Mohommad Nazeer Paktyawal, a 41‑year‑old Afghan who spent a decade serving alongside U.S. special forces, died at Dallas’s Parkland Hospital on March 16, 2026, less than 24 hours after ICE officials took him into custody. Federal immigration officials said Paktyawal was arrested on alleged SNAP‑fraud and theft charges and that he had not provided any record of his military service, while his family and the nonprofit group #AfghanEvac described him as a healthy baker and a father of six who had been evacuated to the United States after the 2021 Taliban takeover.

Paktyawal was taken to a Dallas ICE field office on Friday, complained of shortness of breath and chest pain, and was transported to the hospital. After his tongue swelled, medical staff performed CPR, but he was pronounced dead at 9:10 a.m.
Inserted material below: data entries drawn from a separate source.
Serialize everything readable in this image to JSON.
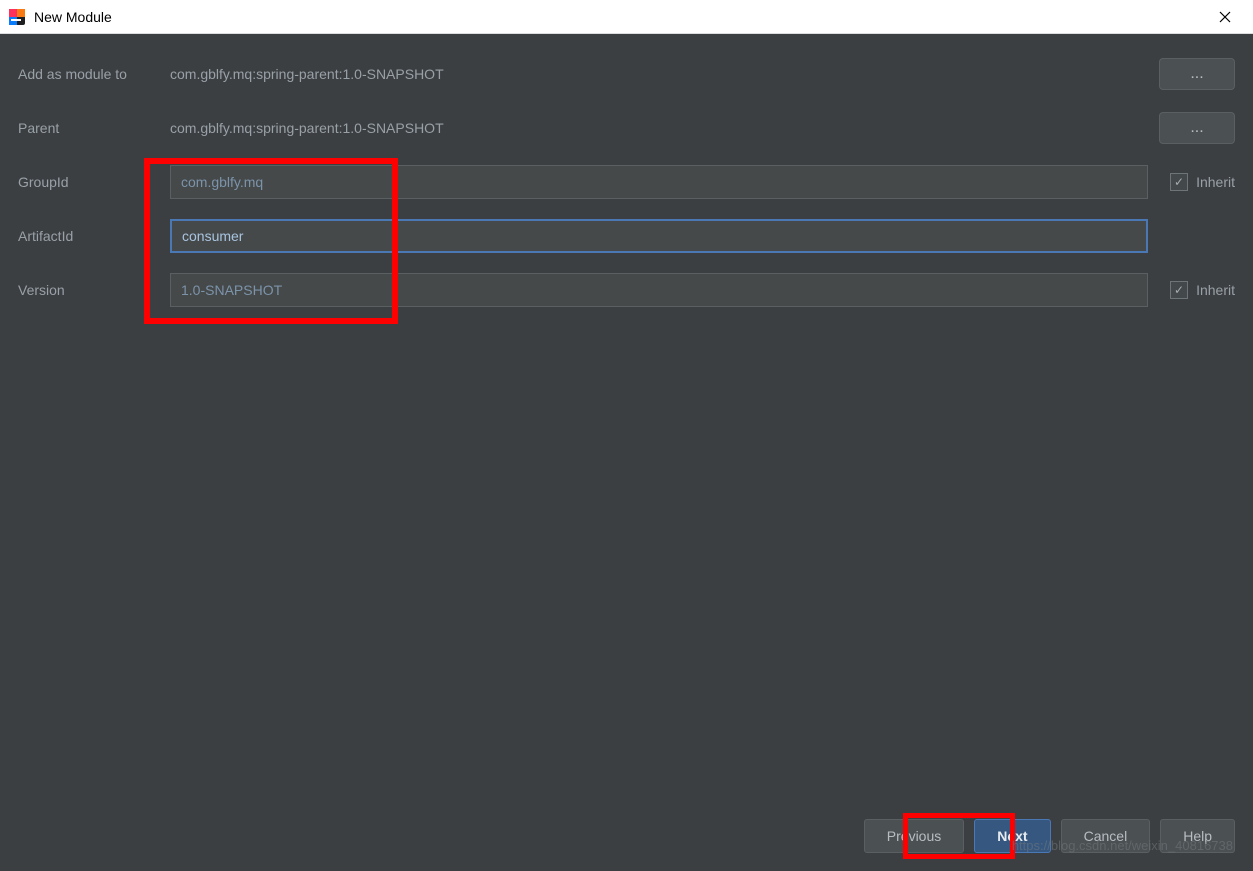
{
  "titlebar": {
    "title": "New Module"
  },
  "rows": {
    "addAsModule": {
      "label": "Add as module to",
      "value": "com.gblfy.mq:spring-parent:1.0-SNAPSHOT",
      "ellipsis": "..."
    },
    "parent": {
      "label": "Parent",
      "value": "com.gblfy.mq:spring-parent:1.0-SNAPSHOT",
      "ellipsis": "..."
    },
    "groupId": {
      "label": "GroupId",
      "value": "com.gblfy.mq",
      "inherit": "Inherit"
    },
    "artifactId": {
      "label": "ArtifactId",
      "value": "consumer"
    },
    "version": {
      "label": "Version",
      "value": "1.0-SNAPSHOT",
      "inherit": "Inherit"
    }
  },
  "footer": {
    "previous": "Previous",
    "next": "Next",
    "cancel": "Cancel",
    "help": "Help"
  },
  "watermark": "https://blog.csdn.net/weixin_40816738"
}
CDT. The Dallas County Medical Examiner’s Office has not yet released a cause of death, and ICE said the death remains under investigation.
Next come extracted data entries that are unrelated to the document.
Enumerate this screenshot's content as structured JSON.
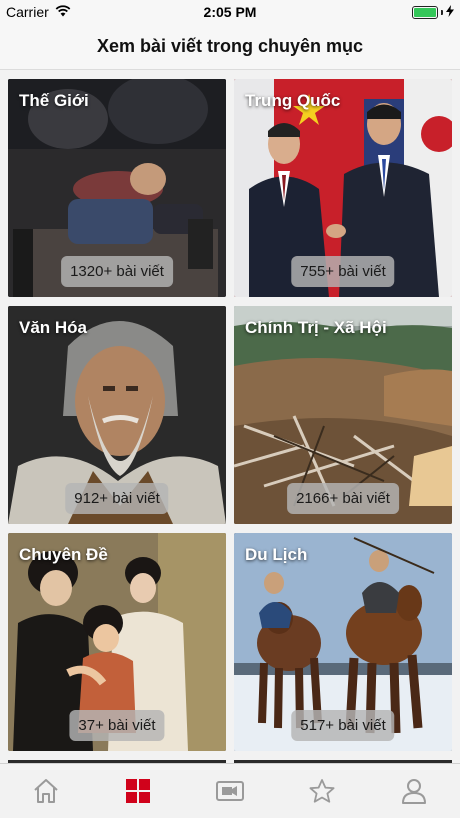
{
  "status_bar": {
    "carrier": "Carrier",
    "time": "2:05 PM",
    "icons": [
      "wifi-icon",
      "battery-icon",
      "charging-bolt-icon"
    ]
  },
  "header": {
    "title": "Xem bài viết trong chuyên mục"
  },
  "categories": [
    {
      "title": "Thế Giới",
      "count": "1320+ bài viết"
    },
    {
      "title": "Trung Quốc",
      "count": "755+ bài viết"
    },
    {
      "title": "Văn Hóa",
      "count": "912+ bài viết"
    },
    {
      "title": "Chính Trị - Xã Hội",
      "count": "2166+ bài viết"
    },
    {
      "title": "Chuyên Đề",
      "count": "37+ bài viết"
    },
    {
      "title": "Du Lịch",
      "count": "517+ bài viết"
    }
  ],
  "tabbar": {
    "tabs": [
      {
        "icon": "home-icon",
        "active": false
      },
      {
        "icon": "grid-icon",
        "active": true
      },
      {
        "icon": "video-icon",
        "active": false
      },
      {
        "icon": "star-icon",
        "active": false
      },
      {
        "icon": "user-icon",
        "active": false
      }
    ],
    "active_color": "#d0021b",
    "inactive_color": "#9a9a9a"
  }
}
ICE spokesperson Lauren Bis asserted that “no one in ICE custody is denied access to proper medical care,” a statement his office’s spokesperson repeated after the family expressed confusion over the rapid decline of a man they said was “strong and healthy.” Representative Julie Johnson, who visited the ICE field office, accused the Department of Homeland Security and ICE of a “history of lying and misrepresenting” detainees’ backgrounds, noting that Paktyawal’s case was listed as a fraud and theft matter that had not yet been resolved in court.

The death adds to a broader pattern of mortality in ICE detention. ICE reported 14 custody deaths from Oct. 1, 2025 through Jan. 6, 2026, a rate that would surpass the previous 12‑month total of 24. The agency is also expanding its detention capacity, planning to increase bed space to 92,600 by the end of November 2026 at a cost of $38.3 billion. Advocates argue that the surge in deaths, combined with the agency’s rapid expansion, underscores systemic failures in medical oversight and transparency.

Paktyawal’s family, who say he applied for asylum and was awaiting a decision, have called for answers about why he was targeted and how a man in good health could die so quickly under federal custody. Their questions echo longstanding concerns from immigrant‑rights groups about the treatment of detainees, especially those who served U.S. interests abroad.